Arminda Augusto é jornalista formada pela UniSantos, trabalha em A Tribuna há 22 anos e há quatro está como editora-chefe. Como repórter, cobria os setores de Educação e Meio Ambiente. Foi também professora universitária por dois anos

Sem ponte, sem barca, sem respeito

Munícipes enfrentam problemas para realizar a travessia entre Santos e Vicente de Carvalho

Faltam palavras para definir o caos em que se transformou a travessia entre Santos, Guarujá, Vicente de Carvalho. Se de janeiro pra cá predominaram as queixas envolvendo as balsas (ou a falta delas) na Ponta da Praia, agora são também as barcas que levam pessoas de Santos para Vicente de Carvalho, predominantemente trabalhadores que acordam cedo, vão ainda de madrugada para os terminais do Itapema ou do cais santista.

Ouvir o relato desses trabalhadores choca. São, em sua maioria, pessoas simples e que dependem da féria do dia para sobreviver. Pessoas simples que atravessam pra trabalhar, para levar o filho ao médico, para distribuir currículo, para encontrar vaga em hospital. Pessoas simples que já se habituaram a esperar na fila para comprar o bilhete, ficar empilhada na plataforma e dentro das barcas. Carregam suas bicicletas no ombro e dela dependem para cumprir o trajeto quando saem das barcas. Bicicletas não flutuam, não substituem as barcas.

Nada justifica tamanho descaso, nem mesmo dizer que as regras de segurança impostas pela Capitania dos Portos impediram as barcas de sair. Para isso devem haver equipes planejadas e atentas à mudança de regras, equipamentos de ponta dentro e fora das barcas, um jurídico antenado no que é certo e errado.

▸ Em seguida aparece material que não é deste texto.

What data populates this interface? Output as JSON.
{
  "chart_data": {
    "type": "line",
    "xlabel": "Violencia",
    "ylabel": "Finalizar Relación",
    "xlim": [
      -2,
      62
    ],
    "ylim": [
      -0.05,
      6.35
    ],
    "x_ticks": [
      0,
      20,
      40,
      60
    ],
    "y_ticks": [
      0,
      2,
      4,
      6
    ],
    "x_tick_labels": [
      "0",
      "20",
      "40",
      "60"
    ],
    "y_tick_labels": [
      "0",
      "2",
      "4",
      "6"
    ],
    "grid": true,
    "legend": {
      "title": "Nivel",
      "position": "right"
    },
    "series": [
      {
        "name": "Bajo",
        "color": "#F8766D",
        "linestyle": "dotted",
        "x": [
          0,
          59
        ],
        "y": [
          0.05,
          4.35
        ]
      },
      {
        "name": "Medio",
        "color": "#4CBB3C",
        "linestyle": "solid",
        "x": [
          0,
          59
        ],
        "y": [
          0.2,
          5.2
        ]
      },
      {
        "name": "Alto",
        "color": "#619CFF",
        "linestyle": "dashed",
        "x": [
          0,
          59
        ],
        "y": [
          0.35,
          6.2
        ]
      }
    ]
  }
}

Não é de hoje que a empresa que administra as travessias deixa a desejar no quesito qualidade do serviço. Nas balsas entre Santos e Guarujá, a imprensa local perdeu as contas de quantas vezes as queixas dos motoristas pautaram as equipes de jornalistas: falta balsa, a balsa quebra, a balsa atrasa, o motor pifa, a balsa vem de outra travessia, a balsa vai para outra travessia. Ali também são trabalhadores. Trabalhadores motorizados, sim, mas ainda assim trabalhadores.

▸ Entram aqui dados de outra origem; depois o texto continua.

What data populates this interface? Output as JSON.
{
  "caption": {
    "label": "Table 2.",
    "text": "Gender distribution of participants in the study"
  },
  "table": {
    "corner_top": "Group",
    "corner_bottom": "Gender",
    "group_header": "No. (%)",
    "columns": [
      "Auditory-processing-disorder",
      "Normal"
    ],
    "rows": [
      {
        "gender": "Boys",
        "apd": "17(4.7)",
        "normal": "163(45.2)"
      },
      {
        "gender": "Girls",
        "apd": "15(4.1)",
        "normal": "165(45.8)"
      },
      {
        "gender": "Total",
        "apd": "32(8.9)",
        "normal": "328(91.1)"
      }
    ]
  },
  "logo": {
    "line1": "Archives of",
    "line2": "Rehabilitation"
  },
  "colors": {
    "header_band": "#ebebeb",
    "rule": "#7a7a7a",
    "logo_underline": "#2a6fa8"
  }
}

E aos finais de semana, se juntam a eles os turistas que vêm prestigiar as belezas da nossa Baixada, as belas praias de Guarujá, seus restaurantes e bares. Recado ruim que levam desse sistema que há muito já deveria ter sido substituído. Ou, ao menos, melhorado a tal ponto que dele nada se tivesse a dizer. Mas têm. Todos têm. Recado ruim que uma região turística como a Baixada Santista passa aos que nos procuram.

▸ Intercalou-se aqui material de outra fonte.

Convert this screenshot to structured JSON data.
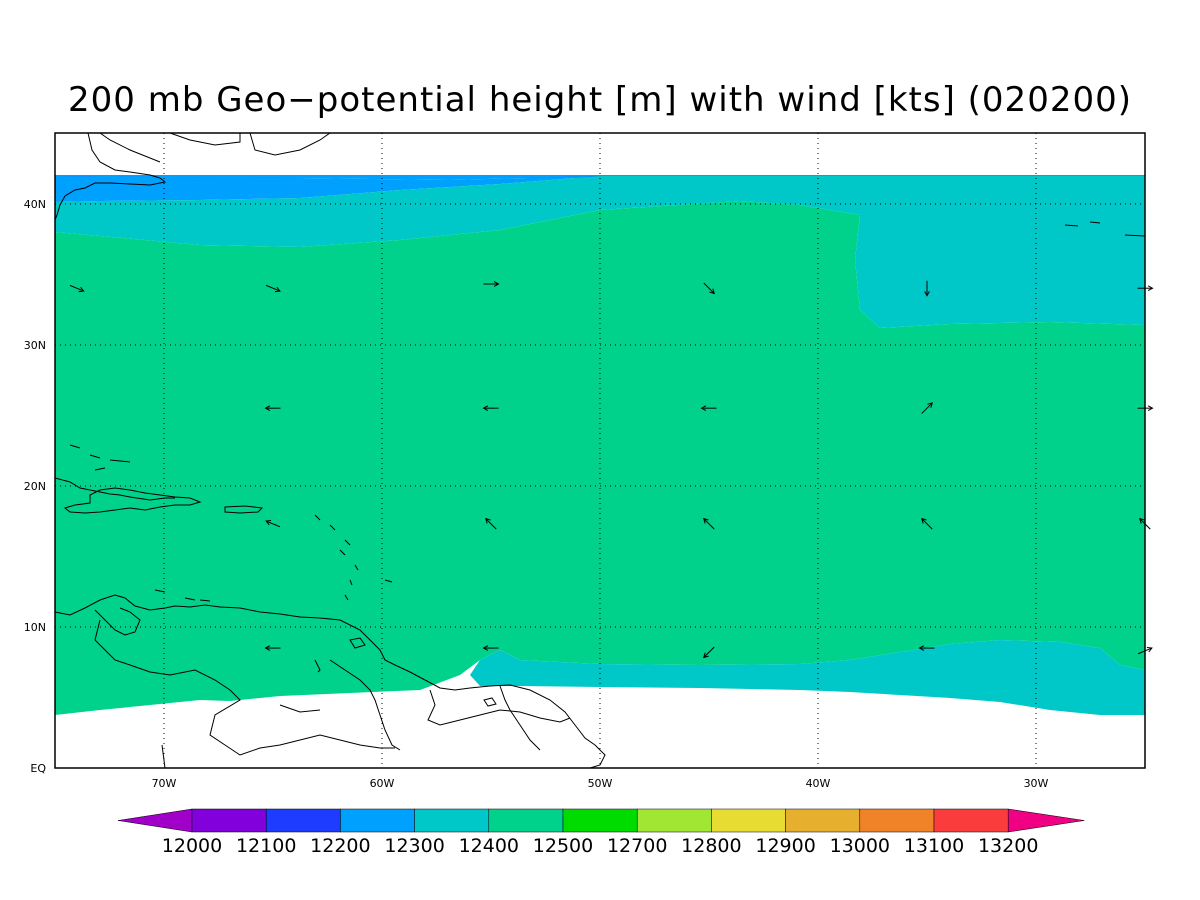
{
  "title": "200 mb Geo−potential height [m] with wind [kts] (020200)",
  "map": {
    "projection": "lat-lon",
    "lon_range": [
      -75,
      -25
    ],
    "lat_range": [
      0,
      45
    ],
    "data_region_lat": [
      4,
      42
    ],
    "lon_ticks": [
      "70W",
      "60W",
      "50W",
      "40W",
      "30W"
    ],
    "lat_ticks": [
      "EQ",
      "10N",
      "20N",
      "30N",
      "40N"
    ],
    "grid": "dotted",
    "coastlines": true
  },
  "colorbar": {
    "levels": [
      "12000",
      "12100",
      "12200",
      "12300",
      "12400",
      "12500",
      "12700",
      "12800",
      "12900",
      "13000",
      "13100",
      "13200"
    ],
    "colors": [
      "#a000c8",
      "#8200dc",
      "#1e3cff",
      "#00a0ff",
      "#00c8c8",
      "#00d28c",
      "#00dc00",
      "#a0e632",
      "#e6dc32",
      "#e6af2d",
      "#f08228",
      "#fa3c3c",
      "#f00082"
    ],
    "extend": "both"
  },
  "fields": {
    "dominant_range": "12400-12500",
    "dominant_color": "#00d28c",
    "secondary_color": "#00c8c8",
    "north_color": "#00a0ff",
    "far_north_color": "#1e3cff"
  },
  "wind_vectors": [
    {
      "lon": -74,
      "lat": 34,
      "dir": "east-southeast"
    },
    {
      "lon": -65,
      "lat": 34,
      "dir": "east-southeast"
    },
    {
      "lon": -55,
      "lat": 34.3,
      "dir": "east"
    },
    {
      "lon": -45,
      "lat": 34,
      "dir": "southeast"
    },
    {
      "lon": -35,
      "lat": 34,
      "dir": "south"
    },
    {
      "lon": -25,
      "lat": 34,
      "dir": "east"
    },
    {
      "lon": -65,
      "lat": 25.5,
      "dir": "west"
    },
    {
      "lon": -55,
      "lat": 25.5,
      "dir": "west"
    },
    {
      "lon": -45,
      "lat": 25.5,
      "dir": "west"
    },
    {
      "lon": -35,
      "lat": 25.5,
      "dir": "northeast"
    },
    {
      "lon": -25,
      "lat": 25.5,
      "dir": "east"
    },
    {
      "lon": -65,
      "lat": 17.3,
      "dir": "west-northwest"
    },
    {
      "lon": -55,
      "lat": 17.3,
      "dir": "northwest"
    },
    {
      "lon": -45,
      "lat": 17.3,
      "dir": "northwest"
    },
    {
      "lon": -35,
      "lat": 17.3,
      "dir": "northwest"
    },
    {
      "lon": -25,
      "lat": 17.3,
      "dir": "northwest"
    },
    {
      "lon": -65,
      "lat": 8.5,
      "dir": "west"
    },
    {
      "lon": -55,
      "lat": 8.5,
      "dir": "west"
    },
    {
      "lon": -45,
      "lat": 8.2,
      "dir": "southwest"
    },
    {
      "lon": -35,
      "lat": 8.5,
      "dir": "west"
    },
    {
      "lon": -25,
      "lat": 8.3,
      "dir": "east-northeast"
    }
  ]
}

Se é verdade que o serviço piorou porque o Governo de João Doria anunciou a intenção de privatizar a Dersa, mais motivo se tem agora para concordar com essa medida. Não que serviço privado também não tenha suas falhas – pelo contrário, tem -, mas ao menos pode ser punido fortemente se não cumprir as regras.

Já passou da hora de o Governo do Estado dar uma resposta à altura do que os moradores da região merecem. E não se está falando, aqui, de discursos vazios como esse visto em mais um episódio de descaso com os trabalhadores. A resposta precisa ser assertiva, definitiva, convincente. A resposta precisa dizer aos milhares de trabalhadores que dessa travessia dependem que cenas como as de hoje não vão mais se repetir. A resposta pode ser uma ponte. Pode ser um túnel. Ou pode ser nenhuma delas, mas precisa convencer.

Até agora, essa resposta ainda não veio.